Jordan’s first suspicion was that she had lost her mind. He sprang up, and hastened over to her. But she gave him her hand, and offered no resistance at all to being led over to the table.

Suddenly she fixed her silent gaze on Daniel. He got up involuntarily, and seized the back of his chair. His colour changed; he distorted the corners of his mouth; he was nervous. But when Gertrude withdrew her hand from her father’s and extended it to him, and when he took it and his eye met hers—he could not help but look at her—his solicitude vanished. For what he read in her eyes was an unreserved and irrevocable capitulation of her whole self, and Daniel was the victor. His face grew gentle, grateful, dreamy, and resplendent.

It was not merely the sensuous charm revealed in the feeling which Gertrude betrayed that moved him: it was the fact that she came as she had come, a penitent and a convert. The sublime conviction that he had been able to transform a soul and awaken it to new life touched him deeply.

This it was that drew him to Gertrude more than her countenance, her expression, and her body combined. And now he saw all three—her countenance, her expression, and her body.

Jordan had a foreboding of something. He felt that he would have to take the girl in his arms and flee with her. Pictures of future misfortune crowded upon his imagination; the hope he had cherished for Gertrude was crushed to the earth.

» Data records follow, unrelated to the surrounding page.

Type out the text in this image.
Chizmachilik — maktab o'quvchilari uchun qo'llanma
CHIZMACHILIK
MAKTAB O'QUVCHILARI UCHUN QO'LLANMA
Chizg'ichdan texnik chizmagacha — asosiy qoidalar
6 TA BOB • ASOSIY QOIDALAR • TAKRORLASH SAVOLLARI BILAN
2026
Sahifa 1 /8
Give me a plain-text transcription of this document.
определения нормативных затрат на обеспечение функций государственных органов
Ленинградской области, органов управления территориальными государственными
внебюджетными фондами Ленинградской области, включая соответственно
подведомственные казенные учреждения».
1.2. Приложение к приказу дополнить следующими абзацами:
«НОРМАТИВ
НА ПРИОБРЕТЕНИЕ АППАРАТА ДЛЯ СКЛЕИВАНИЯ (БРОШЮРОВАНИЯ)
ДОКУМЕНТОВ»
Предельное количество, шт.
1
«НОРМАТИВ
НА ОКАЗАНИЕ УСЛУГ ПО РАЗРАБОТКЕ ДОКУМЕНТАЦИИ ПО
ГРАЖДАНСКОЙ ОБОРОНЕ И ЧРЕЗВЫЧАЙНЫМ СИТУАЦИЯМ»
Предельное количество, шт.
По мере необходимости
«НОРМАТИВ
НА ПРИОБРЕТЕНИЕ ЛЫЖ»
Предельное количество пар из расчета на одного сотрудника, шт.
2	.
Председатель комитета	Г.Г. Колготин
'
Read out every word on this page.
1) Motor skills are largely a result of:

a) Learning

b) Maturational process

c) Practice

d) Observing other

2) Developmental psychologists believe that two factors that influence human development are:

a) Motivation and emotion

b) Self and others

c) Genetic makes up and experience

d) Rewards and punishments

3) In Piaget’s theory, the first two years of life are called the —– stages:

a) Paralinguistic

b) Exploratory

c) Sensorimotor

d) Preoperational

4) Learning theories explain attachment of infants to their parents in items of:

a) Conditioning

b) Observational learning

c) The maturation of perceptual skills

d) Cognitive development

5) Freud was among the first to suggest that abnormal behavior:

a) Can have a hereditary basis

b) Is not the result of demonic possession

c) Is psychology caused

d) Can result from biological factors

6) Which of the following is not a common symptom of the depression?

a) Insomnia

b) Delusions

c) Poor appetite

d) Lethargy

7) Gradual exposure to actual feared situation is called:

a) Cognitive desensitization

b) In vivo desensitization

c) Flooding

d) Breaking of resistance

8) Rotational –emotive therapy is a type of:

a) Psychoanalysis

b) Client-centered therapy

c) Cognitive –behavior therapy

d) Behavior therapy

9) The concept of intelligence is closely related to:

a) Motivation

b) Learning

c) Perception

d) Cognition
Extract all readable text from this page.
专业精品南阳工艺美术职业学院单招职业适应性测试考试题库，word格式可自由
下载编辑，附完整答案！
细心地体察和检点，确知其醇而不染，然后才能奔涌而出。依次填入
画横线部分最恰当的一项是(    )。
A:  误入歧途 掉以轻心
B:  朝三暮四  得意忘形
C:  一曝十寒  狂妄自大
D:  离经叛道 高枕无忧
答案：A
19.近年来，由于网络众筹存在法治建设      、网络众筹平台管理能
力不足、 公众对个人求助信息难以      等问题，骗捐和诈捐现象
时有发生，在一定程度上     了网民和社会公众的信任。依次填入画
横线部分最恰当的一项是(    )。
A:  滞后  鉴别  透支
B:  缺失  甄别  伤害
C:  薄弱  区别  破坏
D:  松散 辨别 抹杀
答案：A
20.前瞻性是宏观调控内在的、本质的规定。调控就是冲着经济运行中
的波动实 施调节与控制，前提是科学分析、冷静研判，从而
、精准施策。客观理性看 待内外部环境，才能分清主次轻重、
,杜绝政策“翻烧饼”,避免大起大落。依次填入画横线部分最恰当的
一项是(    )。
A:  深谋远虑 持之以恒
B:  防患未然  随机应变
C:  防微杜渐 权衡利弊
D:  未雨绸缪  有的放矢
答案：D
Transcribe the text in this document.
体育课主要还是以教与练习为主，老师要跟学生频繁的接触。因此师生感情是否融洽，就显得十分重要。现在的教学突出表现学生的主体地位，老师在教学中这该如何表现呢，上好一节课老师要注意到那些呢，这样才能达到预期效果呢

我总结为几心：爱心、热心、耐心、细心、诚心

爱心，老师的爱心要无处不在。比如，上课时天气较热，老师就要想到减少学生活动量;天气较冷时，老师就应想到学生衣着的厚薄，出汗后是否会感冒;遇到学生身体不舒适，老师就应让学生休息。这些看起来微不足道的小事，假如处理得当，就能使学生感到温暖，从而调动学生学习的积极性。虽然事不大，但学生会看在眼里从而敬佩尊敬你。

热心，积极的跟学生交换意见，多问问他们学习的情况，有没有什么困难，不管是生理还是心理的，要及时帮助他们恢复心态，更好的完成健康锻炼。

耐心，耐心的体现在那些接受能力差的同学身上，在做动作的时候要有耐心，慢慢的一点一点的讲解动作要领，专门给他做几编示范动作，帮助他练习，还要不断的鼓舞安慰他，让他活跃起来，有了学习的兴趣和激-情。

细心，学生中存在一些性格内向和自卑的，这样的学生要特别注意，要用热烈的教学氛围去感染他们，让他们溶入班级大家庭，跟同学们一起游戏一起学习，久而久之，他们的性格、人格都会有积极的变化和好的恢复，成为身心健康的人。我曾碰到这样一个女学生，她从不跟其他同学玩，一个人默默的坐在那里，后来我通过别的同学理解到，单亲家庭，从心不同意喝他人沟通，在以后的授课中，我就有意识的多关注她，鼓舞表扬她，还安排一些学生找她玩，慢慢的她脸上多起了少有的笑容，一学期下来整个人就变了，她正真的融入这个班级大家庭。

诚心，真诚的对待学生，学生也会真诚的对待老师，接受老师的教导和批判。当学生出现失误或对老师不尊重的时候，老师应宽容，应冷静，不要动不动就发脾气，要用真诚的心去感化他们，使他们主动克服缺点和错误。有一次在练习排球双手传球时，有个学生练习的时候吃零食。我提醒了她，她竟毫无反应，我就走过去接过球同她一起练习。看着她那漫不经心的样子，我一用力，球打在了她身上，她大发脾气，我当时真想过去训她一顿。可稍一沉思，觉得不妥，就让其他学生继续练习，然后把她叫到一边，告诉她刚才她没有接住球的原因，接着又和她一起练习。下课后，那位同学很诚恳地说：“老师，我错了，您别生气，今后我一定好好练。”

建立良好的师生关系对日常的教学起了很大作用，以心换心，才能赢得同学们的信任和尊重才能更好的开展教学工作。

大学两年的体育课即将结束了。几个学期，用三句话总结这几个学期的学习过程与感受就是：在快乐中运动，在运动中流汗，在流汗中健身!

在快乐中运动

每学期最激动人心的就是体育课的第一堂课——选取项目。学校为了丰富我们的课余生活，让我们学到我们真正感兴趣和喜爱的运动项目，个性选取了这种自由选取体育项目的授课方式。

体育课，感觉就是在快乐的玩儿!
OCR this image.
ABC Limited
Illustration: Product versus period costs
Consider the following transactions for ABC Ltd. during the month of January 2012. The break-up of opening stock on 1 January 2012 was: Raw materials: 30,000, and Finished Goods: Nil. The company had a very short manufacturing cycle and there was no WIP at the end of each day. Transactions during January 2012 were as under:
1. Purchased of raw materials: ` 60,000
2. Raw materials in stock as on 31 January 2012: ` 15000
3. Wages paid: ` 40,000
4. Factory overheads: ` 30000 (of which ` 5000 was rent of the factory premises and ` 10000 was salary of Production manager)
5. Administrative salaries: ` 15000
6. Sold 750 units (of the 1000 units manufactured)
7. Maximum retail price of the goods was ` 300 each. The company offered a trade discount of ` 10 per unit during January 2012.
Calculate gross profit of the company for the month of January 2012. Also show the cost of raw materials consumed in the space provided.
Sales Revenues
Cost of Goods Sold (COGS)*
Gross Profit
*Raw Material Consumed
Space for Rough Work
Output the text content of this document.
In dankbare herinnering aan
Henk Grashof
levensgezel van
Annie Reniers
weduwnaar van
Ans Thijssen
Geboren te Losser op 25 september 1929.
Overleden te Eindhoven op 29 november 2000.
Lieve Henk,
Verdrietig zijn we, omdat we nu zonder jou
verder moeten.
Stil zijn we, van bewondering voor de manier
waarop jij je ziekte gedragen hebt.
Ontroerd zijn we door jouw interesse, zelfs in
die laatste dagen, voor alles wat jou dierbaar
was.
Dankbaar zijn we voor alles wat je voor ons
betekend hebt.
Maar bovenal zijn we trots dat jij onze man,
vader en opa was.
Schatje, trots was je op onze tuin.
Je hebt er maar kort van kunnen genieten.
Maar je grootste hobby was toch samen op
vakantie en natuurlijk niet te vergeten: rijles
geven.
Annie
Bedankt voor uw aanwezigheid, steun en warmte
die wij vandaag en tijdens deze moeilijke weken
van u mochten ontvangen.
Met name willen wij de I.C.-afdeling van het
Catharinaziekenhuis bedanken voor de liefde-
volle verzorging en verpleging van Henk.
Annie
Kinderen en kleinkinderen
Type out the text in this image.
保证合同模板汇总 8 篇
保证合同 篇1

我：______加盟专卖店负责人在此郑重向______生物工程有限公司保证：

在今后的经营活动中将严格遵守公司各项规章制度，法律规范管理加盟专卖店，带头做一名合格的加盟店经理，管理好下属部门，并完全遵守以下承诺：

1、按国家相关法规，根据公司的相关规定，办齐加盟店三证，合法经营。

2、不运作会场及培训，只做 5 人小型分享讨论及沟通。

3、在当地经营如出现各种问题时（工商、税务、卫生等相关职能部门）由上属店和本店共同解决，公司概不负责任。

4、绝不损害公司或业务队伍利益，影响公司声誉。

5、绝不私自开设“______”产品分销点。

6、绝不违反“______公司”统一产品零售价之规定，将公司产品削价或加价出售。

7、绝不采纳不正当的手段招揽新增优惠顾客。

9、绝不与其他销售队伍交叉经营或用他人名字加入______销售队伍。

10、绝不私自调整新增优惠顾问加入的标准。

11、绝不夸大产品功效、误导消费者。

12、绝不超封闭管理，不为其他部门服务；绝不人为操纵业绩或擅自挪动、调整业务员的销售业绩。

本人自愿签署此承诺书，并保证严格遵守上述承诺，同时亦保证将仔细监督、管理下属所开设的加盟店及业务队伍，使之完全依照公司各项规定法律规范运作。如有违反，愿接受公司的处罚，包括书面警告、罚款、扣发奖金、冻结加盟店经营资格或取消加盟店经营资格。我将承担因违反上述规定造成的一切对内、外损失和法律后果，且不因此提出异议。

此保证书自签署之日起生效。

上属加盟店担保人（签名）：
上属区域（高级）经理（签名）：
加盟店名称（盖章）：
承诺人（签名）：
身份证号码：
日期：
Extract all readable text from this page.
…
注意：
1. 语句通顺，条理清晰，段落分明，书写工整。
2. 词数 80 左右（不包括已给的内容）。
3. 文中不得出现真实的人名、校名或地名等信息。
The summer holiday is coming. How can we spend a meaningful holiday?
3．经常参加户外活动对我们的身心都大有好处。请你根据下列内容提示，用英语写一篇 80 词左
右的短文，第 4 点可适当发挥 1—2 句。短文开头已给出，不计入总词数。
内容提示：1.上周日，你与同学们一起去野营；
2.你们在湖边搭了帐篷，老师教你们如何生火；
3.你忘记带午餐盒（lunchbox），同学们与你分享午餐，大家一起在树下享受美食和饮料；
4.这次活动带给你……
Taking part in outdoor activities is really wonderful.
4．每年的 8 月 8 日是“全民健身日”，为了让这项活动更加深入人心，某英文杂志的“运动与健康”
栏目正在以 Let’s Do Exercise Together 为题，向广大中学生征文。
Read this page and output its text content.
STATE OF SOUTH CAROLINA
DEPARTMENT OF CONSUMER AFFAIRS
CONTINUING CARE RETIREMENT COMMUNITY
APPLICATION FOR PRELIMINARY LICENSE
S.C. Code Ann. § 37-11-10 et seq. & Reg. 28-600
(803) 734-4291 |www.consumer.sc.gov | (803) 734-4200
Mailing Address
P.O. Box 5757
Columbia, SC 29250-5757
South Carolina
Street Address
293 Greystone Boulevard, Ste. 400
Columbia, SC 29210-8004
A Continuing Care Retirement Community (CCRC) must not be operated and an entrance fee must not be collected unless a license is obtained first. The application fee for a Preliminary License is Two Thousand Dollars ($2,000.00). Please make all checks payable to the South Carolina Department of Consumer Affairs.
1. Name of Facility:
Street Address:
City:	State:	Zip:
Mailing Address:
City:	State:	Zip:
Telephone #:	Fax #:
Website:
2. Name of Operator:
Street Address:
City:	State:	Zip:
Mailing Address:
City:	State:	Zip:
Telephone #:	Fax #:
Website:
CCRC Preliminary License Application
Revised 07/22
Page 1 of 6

Benda stared at his plate in silence. Nevertheless, just as if he had other eyes than those with which he saw earthly things, he noticed that Eleanore’s hands and lips were trembling, that with each succeeding second she grew paler, that she cast a distrustful glance first at her father, then at her sister, and then at Daniel, and that she finally, as if overcome with a feeling of exhaustion, slipped away from her place by the table lamp, stole into a corner, and sat down on the hassock.

But after they had all resumed their seats at the table, Gertrude sitting between Benda and her father, Eleanore came up and sat down next to Daniel. She never took her eyes off Gertrude; she looked at her in breathless surprise, Gertrude smiled as she had smiled when leaning against the door, timidly and passionately.

From that moment on, the conversation lagged, Benda suggested to his friend that it was time for them to leave. They thanked Jordan for his hospitality and departed. Jordan accompanied them down the stairs and unlocked the front door. When he returned, Eleanore was just going to her room: “Well, Eleanore, are you not going to say good-night?” he called after her.

She turned around, nodded conventionally, and closed the door.